Besides, drawing parallel comparisons across blockchains with radically different use cases and operations is difficult.

Although Kik’s original research showed a high number of account creations, Coin Metrics data revealed that many of these accounts were empty.

Additionally, Kin’s “create account” operation has a fee of .001 Kin. The report highlighted that a metric such as “operations count” for the purpose of blockchain activity cannot be used as a measurement tool since Bitcoin and Ethereum blockchains do not track account creations on-chain.

In terms of Transfer of Value, the report elaborated,

“Theoretically, high daily transfer value should signify high activity. But transfer value is often quite noisy, especially on low fee blockchains where there are minimal costs to sending transactions. Some transfers might simply be users moving money around between addresses they own”

Instead, Coin Metrics contrived “adjusted transfer value” metric to eliminate what it called, “noise and certain artifacts like self-sends, or deliberate spammy behavior.” Coin Metric noted that this gives a clearer picture of the on-chain activity, resulting in a decreased transfer value when compared to other blockchains, even if it had a high number of daily blockchain operations.

Additionally, Kin’s average transaction value was also low, when compared to other blockchains. For the first claim, Coin Metrics concluded that the Kin platform had more micro-transactions than Bitcoin and other dominant blockchains, while highlighting the fact that the latter blockchains are not primarily used for such transactions.

Regarding Kik’s second claim that said that over 300,000 users were earning and spending Kin as a currency, Coin Metrics assessed its blockchain usage. The number of addresses is not necessarily equal to the number of users since a single user could have multiple addresses. Hence, Coin Metrics took the number of active users into account, which the report defined as “the number of unique addresses that were active in the network [either as a recipient or originator of a ledger change] during that day.” The report noted,

“Kin 2 has significantly more originating active addresses than Kin 3. Although Kin is in the process of migrating to Kin 3, it appears that Kik is using data from the Kin 2 chain to support their claims about usage.”
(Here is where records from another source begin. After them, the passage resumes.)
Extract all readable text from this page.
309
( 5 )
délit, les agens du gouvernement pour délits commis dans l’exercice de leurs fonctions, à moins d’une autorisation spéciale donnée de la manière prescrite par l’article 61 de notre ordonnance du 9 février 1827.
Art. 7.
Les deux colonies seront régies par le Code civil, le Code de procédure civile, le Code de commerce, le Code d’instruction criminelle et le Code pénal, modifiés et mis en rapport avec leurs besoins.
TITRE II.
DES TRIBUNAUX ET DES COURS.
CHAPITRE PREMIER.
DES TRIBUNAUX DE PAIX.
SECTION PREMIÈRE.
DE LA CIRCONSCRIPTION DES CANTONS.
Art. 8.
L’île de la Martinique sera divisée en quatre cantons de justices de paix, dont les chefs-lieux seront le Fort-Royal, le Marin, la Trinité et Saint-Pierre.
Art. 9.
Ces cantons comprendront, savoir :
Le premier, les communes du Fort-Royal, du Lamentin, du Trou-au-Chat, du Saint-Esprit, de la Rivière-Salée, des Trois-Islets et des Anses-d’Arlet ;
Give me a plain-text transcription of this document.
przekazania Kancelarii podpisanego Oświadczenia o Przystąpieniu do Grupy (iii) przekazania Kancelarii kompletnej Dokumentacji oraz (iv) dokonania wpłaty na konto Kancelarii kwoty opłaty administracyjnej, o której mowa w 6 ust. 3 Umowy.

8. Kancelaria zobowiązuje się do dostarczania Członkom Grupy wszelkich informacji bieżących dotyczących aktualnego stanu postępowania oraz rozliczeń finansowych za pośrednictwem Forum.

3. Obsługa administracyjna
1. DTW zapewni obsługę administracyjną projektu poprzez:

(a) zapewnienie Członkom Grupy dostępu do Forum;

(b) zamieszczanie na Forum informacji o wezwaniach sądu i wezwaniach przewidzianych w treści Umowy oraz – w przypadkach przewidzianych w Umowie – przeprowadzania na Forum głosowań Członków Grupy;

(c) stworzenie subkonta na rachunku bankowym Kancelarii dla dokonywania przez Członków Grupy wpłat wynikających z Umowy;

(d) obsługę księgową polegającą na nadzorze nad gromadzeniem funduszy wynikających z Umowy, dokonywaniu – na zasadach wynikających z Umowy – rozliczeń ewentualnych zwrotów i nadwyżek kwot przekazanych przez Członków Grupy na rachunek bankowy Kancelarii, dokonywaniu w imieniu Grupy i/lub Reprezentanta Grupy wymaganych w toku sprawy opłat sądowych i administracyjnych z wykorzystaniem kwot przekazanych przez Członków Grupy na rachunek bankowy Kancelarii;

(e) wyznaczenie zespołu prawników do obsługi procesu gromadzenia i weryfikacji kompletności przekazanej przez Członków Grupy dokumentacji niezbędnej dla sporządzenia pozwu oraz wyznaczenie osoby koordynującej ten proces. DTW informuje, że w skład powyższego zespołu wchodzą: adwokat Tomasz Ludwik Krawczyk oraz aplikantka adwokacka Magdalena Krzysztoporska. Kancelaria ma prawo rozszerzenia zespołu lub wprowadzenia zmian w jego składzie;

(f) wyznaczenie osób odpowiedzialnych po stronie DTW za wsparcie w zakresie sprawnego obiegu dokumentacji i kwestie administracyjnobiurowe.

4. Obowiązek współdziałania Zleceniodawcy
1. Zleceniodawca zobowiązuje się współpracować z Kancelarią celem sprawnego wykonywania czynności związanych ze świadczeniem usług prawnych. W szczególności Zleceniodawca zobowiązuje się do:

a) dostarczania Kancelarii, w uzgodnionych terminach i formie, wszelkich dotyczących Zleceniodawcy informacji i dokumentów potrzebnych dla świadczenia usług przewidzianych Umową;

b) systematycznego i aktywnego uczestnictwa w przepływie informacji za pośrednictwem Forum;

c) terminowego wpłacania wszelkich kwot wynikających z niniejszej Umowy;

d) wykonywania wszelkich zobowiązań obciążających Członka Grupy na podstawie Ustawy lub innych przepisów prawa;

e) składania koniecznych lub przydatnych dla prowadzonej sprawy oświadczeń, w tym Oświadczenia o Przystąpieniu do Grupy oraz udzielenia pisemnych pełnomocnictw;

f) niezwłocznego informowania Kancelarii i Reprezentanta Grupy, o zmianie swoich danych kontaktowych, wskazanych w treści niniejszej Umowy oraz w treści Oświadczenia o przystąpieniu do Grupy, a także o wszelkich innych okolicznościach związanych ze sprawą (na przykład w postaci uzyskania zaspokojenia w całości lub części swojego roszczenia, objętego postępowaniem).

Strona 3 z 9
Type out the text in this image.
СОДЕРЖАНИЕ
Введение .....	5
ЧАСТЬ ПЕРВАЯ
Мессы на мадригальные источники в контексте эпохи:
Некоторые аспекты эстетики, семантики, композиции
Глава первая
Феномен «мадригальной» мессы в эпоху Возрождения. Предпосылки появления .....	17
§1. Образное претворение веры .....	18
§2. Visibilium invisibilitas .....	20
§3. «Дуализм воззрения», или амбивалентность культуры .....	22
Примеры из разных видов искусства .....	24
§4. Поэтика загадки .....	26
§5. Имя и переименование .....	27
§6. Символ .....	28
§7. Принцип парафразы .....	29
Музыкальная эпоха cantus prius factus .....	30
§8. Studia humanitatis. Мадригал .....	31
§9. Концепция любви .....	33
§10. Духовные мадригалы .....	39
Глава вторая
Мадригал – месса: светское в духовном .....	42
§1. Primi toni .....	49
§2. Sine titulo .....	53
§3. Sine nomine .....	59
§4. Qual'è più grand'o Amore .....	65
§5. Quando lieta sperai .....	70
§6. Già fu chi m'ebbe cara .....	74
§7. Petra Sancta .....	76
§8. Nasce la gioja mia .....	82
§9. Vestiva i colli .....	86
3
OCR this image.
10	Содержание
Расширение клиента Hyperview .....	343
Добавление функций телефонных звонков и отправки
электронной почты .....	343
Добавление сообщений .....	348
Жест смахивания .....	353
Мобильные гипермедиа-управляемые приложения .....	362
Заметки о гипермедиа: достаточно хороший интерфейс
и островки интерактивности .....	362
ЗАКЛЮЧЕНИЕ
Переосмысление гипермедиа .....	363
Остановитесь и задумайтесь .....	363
Further, Kin 2 and Kin 3 had more active addresses that received payments than originated payments, which meant that there were more “earners” on Kin than “spenders,” also noting that only 35,000 addresses held over 10,000 kin [nearly $0.23]. The report added that the figures are lower than other blockchains which have a minimum of 1,000,000 addresses with at least $1.

After examining multiple critical aspects, Coin Metrics concluded that Kin fell below dominant blockchains in terms of daily active addresses, despite maintaining steady growth. It said,

“A majority of Kin’s active addresses have small account balances. While this makes sense for a network built around micropayments, when viewed across multiple metrics, our data show that Kin is not more widely used than dominant chains such as Bitcoin or Ethereum.”